Micro Greens NYC is an exploration into high density housing design that seeks to redefine what small spaces can offer by way of space, light and air using green technology, passive solar design and sustainability principles.
Designed by the collaborative efforts of New York-based Leven Betts and Bernheimer Architecture, The Micro Greens concept reinvents the typical apartment building into a green, high density, socially conscious development that though large, connects with potential residents on a human scale as a micro garden apartment, while bringing them together through shared communal spaces.
MicroGreens is a living garden in the city. MicroGreens is a small city amidst a garden. MicroGreens makes small spaces productive. MicroGreens produces a big community from a series of very small spaces.
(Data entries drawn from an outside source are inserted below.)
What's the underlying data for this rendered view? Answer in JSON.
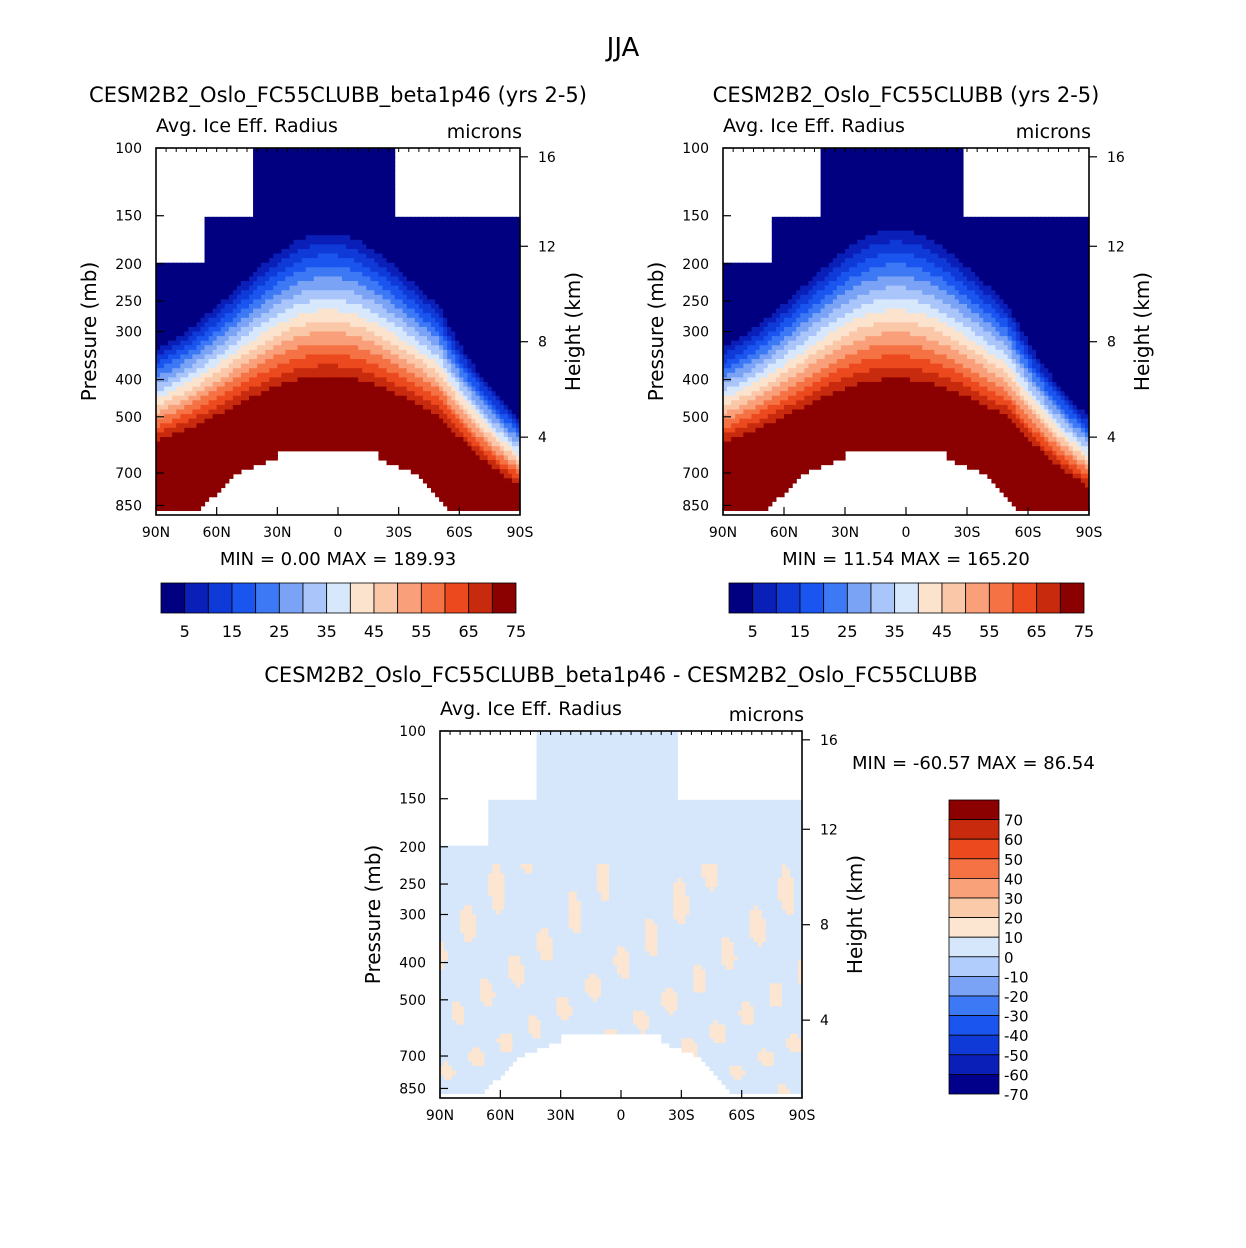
{
  "page_title": "JJA",
  "colors": {
    "cmap15": [
      "#000080",
      "#0a1fb8",
      "#0f3ad8",
      "#1a55ef",
      "#3d78f5",
      "#7aa3f5",
      "#a9c5fa",
      "#d8e8fc",
      "#fbe3cd",
      "#fbc7a9",
      "#f9a07a",
      "#f57245",
      "#ec4a1e",
      "#c82a0e",
      "#8b0000"
    ],
    "cmap_diff": [
      "#00008b",
      "#0a1fb8",
      "#0f3ad8",
      "#1a55ef",
      "#3d78f5",
      "#7aa3f5",
      "#b1cdfb",
      "#d6e7fb",
      "#fce6d2",
      "#fbcaa9",
      "#f9a27a",
      "#f57245",
      "#ec4a1e",
      "#c82a0e",
      "#8b0000"
    ]
  },
  "chart_data": [
    {
      "id": "panel1",
      "type": "heatmap",
      "title": "CESM2B2_Oslo_FC55CLUBB_beta1p46 (yrs 2-5)",
      "subtitle_left": "Avg. Ice Eff. Radius",
      "units": "microns",
      "ylabel": "Pressure (mb)",
      "y2label": "Height (km)",
      "x_ticks": [
        "90N",
        "60N",
        "30N",
        "0",
        "30S",
        "60S",
        "90S"
      ],
      "p_ticks": [
        100,
        150,
        200,
        250,
        300,
        400,
        500,
        700,
        850
      ],
      "h_ticks": [
        16,
        12,
        8,
        4
      ],
      "stats": {
        "min_label": "MIN =",
        "min": "0.00",
        "max_label": "MAX =",
        "max": "189.93"
      },
      "colorbar_labels": [
        "5",
        "15",
        "25",
        "35",
        "45",
        "55",
        "65",
        "75"
      ],
      "field": {
        "base_pressure_mb": 270,
        "gradient_width_mb": 110
      },
      "mask": {
        "top_mb": 100,
        "missing_above_200_lat": [
          90,
          66
        ],
        "missing_above_150_lat": [
          [
            90,
            42
          ],
          [
            -28,
            -90
          ]
        ]
      }
    },
    {
      "id": "panel2",
      "type": "heatmap",
      "title": "CESM2B2_Oslo_FC55CLUBB (yrs 2-5)",
      "subtitle_left": "Avg. Ice Eff. Radius",
      "units": "microns",
      "ylabel": "Pressure (mb)",
      "y2label": "Height (km)",
      "x_ticks": [
        "90N",
        "60N",
        "30N",
        "0",
        "30S",
        "60S",
        "90S"
      ],
      "p_ticks": [
        100,
        150,
        200,
        250,
        300,
        400,
        500,
        700,
        850
      ],
      "h_ticks": [
        16,
        12,
        8,
        4
      ],
      "stats": {
        "min_label": "MIN =",
        "min": "11.54",
        "max_label": "MAX =",
        "max": "165.20"
      },
      "colorbar_labels": [
        "5",
        "15",
        "25",
        "35",
        "45",
        "55",
        "65",
        "75"
      ],
      "field": {
        "base_pressure_mb": 270,
        "gradient_width_mb": 115
      },
      "mask": {
        "top_mb": 100,
        "missing_above_200_lat": [
          90,
          66
        ],
        "missing_above_150_lat": [
          [
            90,
            42
          ],
          [
            -28,
            -90
          ]
        ]
      }
    },
    {
      "id": "panel3",
      "type": "heatmap",
      "title": "CESM2B2_Oslo_FC55CLUBB_beta1p46 - CESM2B2_Oslo_FC55CLUBB",
      "subtitle_left": "Avg. Ice Eff. Radius",
      "units": "microns",
      "ylabel": "Pressure (mb)",
      "y2label": "Height (km)",
      "x_ticks": [
        "90N",
        "60N",
        "30N",
        "0",
        "30S",
        "60S",
        "90S"
      ],
      "p_ticks": [
        100,
        150,
        200,
        250,
        300,
        400,
        500,
        700,
        850
      ],
      "h_ticks": [
        16,
        12,
        8,
        4
      ],
      "stats": {
        "min_label": "MIN =",
        "min": "-60.57",
        "max_label": "MAX =",
        "max": "86.54"
      },
      "colorbar_labels": [
        "70",
        "60",
        "50",
        "40",
        "30",
        "20",
        "10",
        "0",
        "-10",
        "-20",
        "-30",
        "-40",
        "-50",
        "-60",
        "-70"
      ],
      "mask": {
        "top_mb": 100,
        "missing_above_200_lat": [
          90,
          66
        ],
        "missing_above_150_lat": [
          [
            90,
            42
          ],
          [
            -28,
            -90
          ]
        ]
      }
    }
  ]
}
MicroGreens is based on the idea that if one is given access to outdoor space, a garden, lots of light and fresh air, then a micro apartment can feel luxurious and delightful. MicroGreens is comprised of 56 micro garden apartments, a communal vertical green house, a communal outdoor roof garden, a large communal kitchen, a communal living space, a communal laundry, and a communal bike use + storage facility. Commercial space suitable for café, small restaurant, greenmarket, or other retail uses is available at street level facing both Mt. Carmel Place and the 27th Street pedestrian walkway.
Each floor of the apartment building and all residents have access to the vertical greenhouse where one can grow plants and vegetables throughout the year. Functionally and sustainable, this vertical green house also acts as a thermal chimney for the building and provides cross ventilation for the common hallway on the north façade. At the roof of the building, each resident has access to an outdoor garden. Each resident has their own micro balcony which contains a 915 mm x 380mm planter box for growing vegetables and small trees. These balconies provide shade to the south and west-facing units, decreasing heating load on the structure. In its social groupings, use of passive and mechanical technologies, well supported green methodologies at the building and unit scales, MicroGreens reconfigures the typology of the housing building into a green collective that extends out to the community and enhances its immediate environment.